Foi meu filho quem reparou.
“Mãe, notou que para tudo tu tens um mas?”
Eu não havia percebido. Então, depois que ele falou, passei a prestar atenção no que eu me tornei: uma pessoa que diz mas.
O filme é interessante, mas o ator é péssimo.
O restaurante é ótimo, mas o atendimento é bem ruinzinho.
Entreguei o trabalho, mas podia ter ficado melhor.
Pintei o cabelo, mas acho que ficou muito claro.
Chegou a comida, mas veio fria.
Comprei um vestido, mas não caiu muito bem.
E, assim, ad infinitum.
Não sei em que momento me tornei essa pessoa. Sempre ouvi que eu era positiva, otimista. Talvez seja a idade, é mais fácil ser positiva e otimista aos vinte e poucos, trinta anos. Os problemas existem, apenas não parecem insolúveis na saúde e na juventude. Com um bom amor juvenil, nada é ruim o bastante.
Até a falta de dinheiro é menos dura quando existe colágeno.
Claro: tudo dentro da realidade branca e classe média. O parágrafo acima não se aplica, ou não de todo, a pessoas que nasceram em outro contexto. Antes que alguém pense, ih, começou o mimimi, não se trata disso. Só é preciso reconhecer os próprios privilégios e entender que a maioria absoluta da população está submetida a condições que a realidade branca jamais viveu nem vai viver.
Esta coluna é leve, mas não é alienada.
Voltando ao presente.
Nós, as pessoas que dizemos mas, não ficamos satisfeitas nunca. Por mais que se mexa, se invente, se vá atrás, se desdobre, se vire, sempre falta alguma coisa.
Pior que o mas não é usado apenas em desproveito próprio. Pessoas que dizem mas nem percebem que estragam a alegria alheia
Consegui o emprego, mas não era bem o que eu pensava.
Mudei de telefone, mas odiei o sistema.
Emagreci, mas fiquei flácida.
Casei, mas que tédio.
Tive o filho que eu queria, mas não durmo mais.
Mudei de apartamento, mas é muito barulhento.
Pior que o mas não é usado apenas em desproveito próprio. Pessoas que dizem mas nem percebem que estragam a alegria alheia. Gramaticalmente uma conjunção coordenativa adversativa, o mas é também uma crítica – muitas vezes, fora de hora – , uma bola nas costas, um sinal de azedume, uma demonstração de maus bofes. É o elogio com um contrapeso incluído.

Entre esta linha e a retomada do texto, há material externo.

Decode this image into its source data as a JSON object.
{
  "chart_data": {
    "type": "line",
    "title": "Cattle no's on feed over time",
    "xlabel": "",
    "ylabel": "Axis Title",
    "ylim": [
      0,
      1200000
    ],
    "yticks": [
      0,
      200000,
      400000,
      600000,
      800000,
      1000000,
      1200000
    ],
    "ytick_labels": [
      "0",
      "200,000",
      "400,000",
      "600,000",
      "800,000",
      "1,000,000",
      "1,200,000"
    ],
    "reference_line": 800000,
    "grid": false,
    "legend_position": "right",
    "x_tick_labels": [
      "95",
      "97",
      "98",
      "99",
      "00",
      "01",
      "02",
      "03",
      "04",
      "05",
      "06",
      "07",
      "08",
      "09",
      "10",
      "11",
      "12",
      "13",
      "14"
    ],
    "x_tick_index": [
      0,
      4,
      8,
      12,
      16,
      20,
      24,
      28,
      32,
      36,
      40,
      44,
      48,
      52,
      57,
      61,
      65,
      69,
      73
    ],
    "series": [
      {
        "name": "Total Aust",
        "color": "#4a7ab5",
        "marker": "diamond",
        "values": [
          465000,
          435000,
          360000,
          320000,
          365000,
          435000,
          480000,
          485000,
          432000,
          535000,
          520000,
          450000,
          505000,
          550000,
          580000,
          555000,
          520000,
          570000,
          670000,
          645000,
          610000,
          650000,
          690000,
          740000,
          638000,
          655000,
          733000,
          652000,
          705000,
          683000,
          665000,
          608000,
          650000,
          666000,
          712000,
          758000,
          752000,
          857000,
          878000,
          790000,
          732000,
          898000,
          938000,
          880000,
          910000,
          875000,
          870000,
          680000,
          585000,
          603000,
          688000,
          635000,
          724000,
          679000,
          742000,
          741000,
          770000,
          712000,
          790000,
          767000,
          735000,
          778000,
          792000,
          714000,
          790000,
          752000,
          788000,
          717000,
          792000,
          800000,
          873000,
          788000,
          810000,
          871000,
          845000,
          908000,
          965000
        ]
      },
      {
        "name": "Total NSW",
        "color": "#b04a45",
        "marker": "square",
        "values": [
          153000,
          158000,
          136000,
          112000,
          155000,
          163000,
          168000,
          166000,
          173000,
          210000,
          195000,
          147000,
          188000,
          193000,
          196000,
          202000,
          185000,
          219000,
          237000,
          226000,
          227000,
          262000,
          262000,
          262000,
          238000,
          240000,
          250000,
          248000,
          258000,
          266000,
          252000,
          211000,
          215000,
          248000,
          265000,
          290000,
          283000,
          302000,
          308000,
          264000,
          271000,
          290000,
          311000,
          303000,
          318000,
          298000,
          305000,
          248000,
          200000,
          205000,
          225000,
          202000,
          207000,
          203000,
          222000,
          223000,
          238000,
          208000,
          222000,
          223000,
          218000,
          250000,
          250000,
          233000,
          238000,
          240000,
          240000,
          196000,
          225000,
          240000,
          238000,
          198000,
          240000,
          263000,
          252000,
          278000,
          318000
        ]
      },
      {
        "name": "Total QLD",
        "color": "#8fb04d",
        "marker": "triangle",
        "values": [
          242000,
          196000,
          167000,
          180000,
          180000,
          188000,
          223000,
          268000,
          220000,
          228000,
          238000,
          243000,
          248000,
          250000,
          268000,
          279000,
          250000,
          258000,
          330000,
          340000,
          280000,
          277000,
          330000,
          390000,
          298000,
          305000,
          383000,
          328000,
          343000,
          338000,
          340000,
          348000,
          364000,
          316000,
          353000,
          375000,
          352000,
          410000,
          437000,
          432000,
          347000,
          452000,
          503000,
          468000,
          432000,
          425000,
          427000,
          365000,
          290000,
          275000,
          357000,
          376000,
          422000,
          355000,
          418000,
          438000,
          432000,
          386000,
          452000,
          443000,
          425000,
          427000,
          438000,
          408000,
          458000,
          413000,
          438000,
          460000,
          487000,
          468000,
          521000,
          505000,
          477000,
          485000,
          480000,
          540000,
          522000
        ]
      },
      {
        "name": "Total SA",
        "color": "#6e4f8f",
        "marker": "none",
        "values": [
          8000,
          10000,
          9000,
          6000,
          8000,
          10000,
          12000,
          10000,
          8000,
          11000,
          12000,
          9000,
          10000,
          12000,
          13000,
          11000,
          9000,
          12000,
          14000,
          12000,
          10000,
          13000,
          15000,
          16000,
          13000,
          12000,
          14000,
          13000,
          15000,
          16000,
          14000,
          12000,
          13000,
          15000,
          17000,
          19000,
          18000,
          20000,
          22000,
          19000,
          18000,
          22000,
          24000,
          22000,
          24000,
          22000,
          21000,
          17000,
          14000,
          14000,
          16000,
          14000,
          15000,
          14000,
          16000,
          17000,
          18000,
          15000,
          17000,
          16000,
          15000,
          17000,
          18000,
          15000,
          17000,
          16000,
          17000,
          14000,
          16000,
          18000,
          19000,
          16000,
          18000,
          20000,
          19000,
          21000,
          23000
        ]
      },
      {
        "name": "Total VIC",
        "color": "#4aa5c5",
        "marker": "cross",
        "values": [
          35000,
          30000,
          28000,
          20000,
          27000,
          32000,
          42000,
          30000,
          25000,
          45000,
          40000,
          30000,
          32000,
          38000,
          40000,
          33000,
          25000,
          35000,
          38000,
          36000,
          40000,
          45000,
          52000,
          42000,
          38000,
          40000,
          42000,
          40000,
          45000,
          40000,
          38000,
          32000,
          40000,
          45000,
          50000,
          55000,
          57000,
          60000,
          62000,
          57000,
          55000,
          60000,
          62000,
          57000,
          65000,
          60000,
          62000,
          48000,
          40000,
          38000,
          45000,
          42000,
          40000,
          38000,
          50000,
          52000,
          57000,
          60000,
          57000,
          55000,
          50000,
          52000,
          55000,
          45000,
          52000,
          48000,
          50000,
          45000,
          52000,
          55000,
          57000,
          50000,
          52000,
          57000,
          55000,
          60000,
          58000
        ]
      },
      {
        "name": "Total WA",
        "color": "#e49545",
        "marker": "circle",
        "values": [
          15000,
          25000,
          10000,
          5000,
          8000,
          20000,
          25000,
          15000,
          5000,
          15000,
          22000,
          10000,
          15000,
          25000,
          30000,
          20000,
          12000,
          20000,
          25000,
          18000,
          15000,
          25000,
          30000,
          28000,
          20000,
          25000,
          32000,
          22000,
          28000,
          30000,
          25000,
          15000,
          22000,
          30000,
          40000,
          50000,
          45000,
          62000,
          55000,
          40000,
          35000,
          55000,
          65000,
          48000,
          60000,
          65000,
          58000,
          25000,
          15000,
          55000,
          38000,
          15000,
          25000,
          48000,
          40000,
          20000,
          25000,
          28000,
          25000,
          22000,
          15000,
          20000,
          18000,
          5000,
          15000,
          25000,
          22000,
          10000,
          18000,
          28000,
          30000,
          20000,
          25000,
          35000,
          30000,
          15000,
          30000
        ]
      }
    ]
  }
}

Gostei do teu cabelo, mas preferia como era antes.
Teu churrasco é bom, mas tem muita gordura.
Gostei do teu livro, mas o final podia ser melhor.
Tua ideia é ótima, mas eu faria diferente.
Pode sair com essa camisa, mas a outra é mais bonita.
Agora que me reconheci uma pessoa que diz mas, tentarei diminuir o adversativo não nas minhas frases, mas nos meus pensamentos. Ainda que não seja fácil, porque o adverso tem nos acompanhado em praticamente todos os dias deste ano.
Não sei se vai dar certo. Mas assim como cheguei ao fim deste texto sem usar qualquer mas que não fosse de efeito, digamos, cenográfico, vai que consigo ficar limpa de tanto mas também na vida?